The resolution criticized the draft law on the President of the Soviet Union and called for greater sovereignty for the Georgian SSR. Its main provisions were:

- The Georgian Supreme Soviet supports reforms of the Soviet Union aimed at democratization and increasing the economic and political sovereignty of the constituent republics.
- The constituent republics are sovereign republics under Article 70 of the Soviet Constitution.
- In the event of the establishment of a presidency of the USSR, Georgia, as a sovereign state, should have its own president.
- The President of the Soviet Union should not impede the right of the constituent republics to secede on the pretext of safeguarding the territorial integrity of the Union.
- The Union Treaty, as the instrument regulating relations between the union republics, can not be replaced by a constitution adopted by the Congress of People's Deputies.
- Normative acts issued by the President of the Soviet Union cannot have legal force throughout the USSR without the approval of the Supreme Soviet of the relevant republic.
- Constitutional amendments granting the President of the Soviet Union the right to declare war or a state of emergency, as well as to exercise unilateral presidential rule, are deemed unacceptable, as such measures could threaten the sovereignty of the constituent republics.
- Decrees issued by the President of the Soviet Union should be implemented within a constituent republic only with the approval of its Supreme Soviet.
- Based on the report of the commission tasked with providing a political and legal assessment of the violation of the 1920 Russia–Georgia Treaty, the 1921 Soviet invasion of Georgia is declared, from a legal perspective, a military intervention and occupation aimed at overthrowing the existing political order and, from a political perspective, a de facto annexation.

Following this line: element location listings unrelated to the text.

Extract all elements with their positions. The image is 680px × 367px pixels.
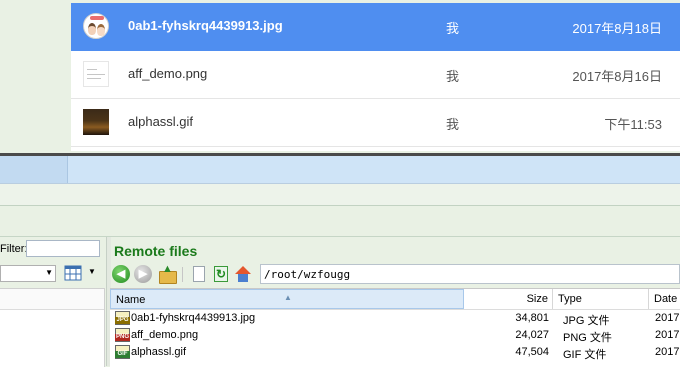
column-name-label: Name: [116, 294, 146, 306]
remote-file-size: 47,504: [515, 346, 549, 358]
remote-toolbar: ◀ ▶ ▲ ↻: [110, 263, 260, 285]
table-row[interactable]: GIF alphassl.gif 47,504 GIF 文件 2017: [110, 344, 680, 361]
sort-ascending-icon: ▲: [284, 293, 292, 302]
toolbar-separator: [182, 267, 183, 282]
remote-files-title: Remote files: [114, 243, 198, 259]
chevron-down-icon: ▼: [45, 268, 53, 277]
status-area: [0, 206, 680, 237]
file-icon-tag: PNG: [115, 334, 130, 341]
local-column-header: [0, 289, 104, 310]
message-log-area: [0, 184, 680, 206]
remote-file-type: GIF 文件: [563, 349, 607, 361]
drive-file-list: 0ab1-fyhskrq4439913.jpg 我 2017年8月18日 aff…: [71, 3, 680, 151]
remote-file-date: 2017: [655, 329, 680, 341]
filter-input[interactable]: [26, 240, 100, 257]
file-icon-tag: JPG: [115, 317, 130, 324]
column-type[interactable]: Type: [553, 289, 649, 309]
remote-file-list: ▲ Name Size Type Date JPG 0ab1-fyhskrq44…: [110, 288, 680, 367]
document-thumb: [83, 61, 109, 87]
remote-file-type: JPG 文件: [563, 315, 610, 327]
drive-file-owner: 我: [446, 117, 460, 132]
remote-file-type: PNG 文件: [563, 332, 612, 344]
drive-file-modified: 2017年8月16日: [572, 69, 662, 84]
local-file-list[interactable]: [0, 288, 105, 367]
jpg-file-icon: JPG: [115, 311, 130, 325]
remote-path-input[interactable]: /root/wzfougg: [260, 264, 680, 284]
filter-label: Filter:: [0, 243, 28, 255]
new-file-icon[interactable]: [190, 265, 208, 283]
drive-file-modified: 2017年8月18日: [572, 21, 662, 36]
png-file-icon: PNG: [115, 328, 130, 342]
drive-file-row[interactable]: 0ab1-fyhskrq4439913.jpg 我 2017年8月18日: [71, 3, 680, 51]
tab-active[interactable]: [68, 156, 680, 183]
drive-file-name: aff_demo.png: [128, 66, 208, 81]
drive-file-modified: 下午11:53: [604, 117, 662, 132]
view-mode-button[interactable]: [62, 264, 84, 283]
grid-view-icon: [64, 265, 82, 281]
table-row[interactable]: PNG aff_demo.png 24,027 PNG 文件 2017: [110, 327, 680, 344]
column-header: ▲ Name Size Type Date: [110, 289, 680, 310]
refresh-icon[interactable]: ↻: [212, 265, 230, 283]
tab-inactive[interactable]: [0, 156, 68, 183]
remote-file-name: aff_demo.png: [131, 329, 199, 341]
drive-pane: 0ab1-fyhskrq4439913.jpg 我 2017年8月18日 aff…: [0, 0, 680, 153]
parent-folder-icon[interactable]: ▲: [158, 263, 177, 284]
remote-file-date: 2017: [655, 346, 680, 358]
drive-file-name: alphassl.gif: [128, 114, 194, 129]
dark-image-thumb: [83, 109, 109, 135]
file-icon-tag: GIF: [115, 351, 130, 358]
home-icon[interactable]: [234, 265, 252, 283]
avatar-thumb: [83, 13, 109, 39]
drive-file-owner: 我: [446, 21, 460, 36]
remote-file-date: 2017: [655, 312, 680, 324]
drive-file-row[interactable]: alphassl.gif 我 下午11:53: [71, 99, 680, 147]
chevron-down-icon[interactable]: ▼: [88, 267, 96, 276]
column-size[interactable]: Size: [464, 289, 553, 309]
forward-icon[interactable]: ▶: [134, 265, 152, 283]
column-name[interactable]: ▲ Name: [110, 289, 464, 309]
remote-file-size: 34,801: [515, 312, 549, 324]
local-path-combo[interactable]: ▼: [0, 265, 56, 282]
gif-file-icon: GIF: [115, 345, 130, 359]
back-icon[interactable]: ◀: [112, 265, 130, 283]
column-date[interactable]: Date: [649, 289, 680, 309]
drive-file-name: 0ab1-fyhskrq4439913.jpg: [128, 18, 283, 33]
local-pane: Filter: ▼ ▼: [0, 237, 106, 367]
drive-file-owner: 我: [446, 69, 460, 84]
remote-file-name: alphassl.gif: [131, 346, 187, 358]
drive-file-row[interactable]: aff_demo.png 我 2017年8月16日: [71, 51, 680, 99]
table-row[interactable]: JPG 0ab1-fyhskrq4439913.jpg 34,801 JPG 文…: [110, 310, 680, 327]
remote-file-size: 24,027: [515, 329, 549, 341]
remote-pane: Remote files ◀ ▶ ▲ ↻ /root/wzfougg ▲ Nam…: [110, 237, 680, 367]
remote-file-name: 0ab1-fyhskrq4439913.jpg: [131, 312, 256, 324]
tab-bar: [0, 156, 680, 184]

- Condemning the occupation and de facto annexation of Georgia by Soviet Russia as an international crime, the Supreme Soviet of Georgia seeks the annulment of the consequences of the violation of the 1920 Russia–Georgia Treaty and the restoration of Georgia's rights recognized by Soviet Russia.
- The 1921 Russia–Georgia Treaty, the 1922 Treaty on the Creation of the Transcaucasian Socialist Federative Soviet Republic and the 1922 Union Treaty on the Creation of the Soviet Union are declared invalid.
- Since the 1922 Union Treaty is declared invalid, negotiations are to begin on the restoration of the independent Georgian state.
==Aftermath==
By adopting this position, the Supreme Council not only rejected the legitimacy of Georgia’s Soviet-era political structures but also laid a legal foundation for the republic’s claim to restore the independence first declared in 1918, situating Georgia’s stance alongside the independence initiatives emerging in the Baltic republics at the same time. The adoption of the 9 March 1990 sovereignty resolution, followed by subsequent acts, set Georgia firmly on the path toward independence but also exposed the country to significant challenges. The resolutions of 1990 were soon followed by the multi-party elections of October 1990, in which the Communist Party was defeated and the Round Table—Free Georgia coalition led by Zviad Gamsakhurdia secured victory, legitimizing itself as the legal successor of the Democratic Republic of Georgia rather than the Georgian SSR. A referendum held on 31 March 1991 produced an overwhelming vote in favor of restoring independence on the basis of the 1918 Act, with 90.3% of the electorate participating and 98.9% supporting the measure. On 9 April 1991, the Supreme Council formally adopted the Act of Restoration of the State Independence of Georgia, symbolically linking the declaration to the victims of 9 April 1989 and proclaiming Georgia the successor of the interwar Georgian state. However, while the act marked the legal restoration of sovereignty, the subsequent period was marred by deep political instability, ethnic conflicts in Abkhazia and South Ossetia, and a deficit of legitimacy in state institutions. The confrontation between Gamsakhurdia and opposition groups escalated into armed conflict by late 1991, culminating in his overthrow by a military council in January 1992, while civil war and separatist conflicts persisted until the mid-1990s.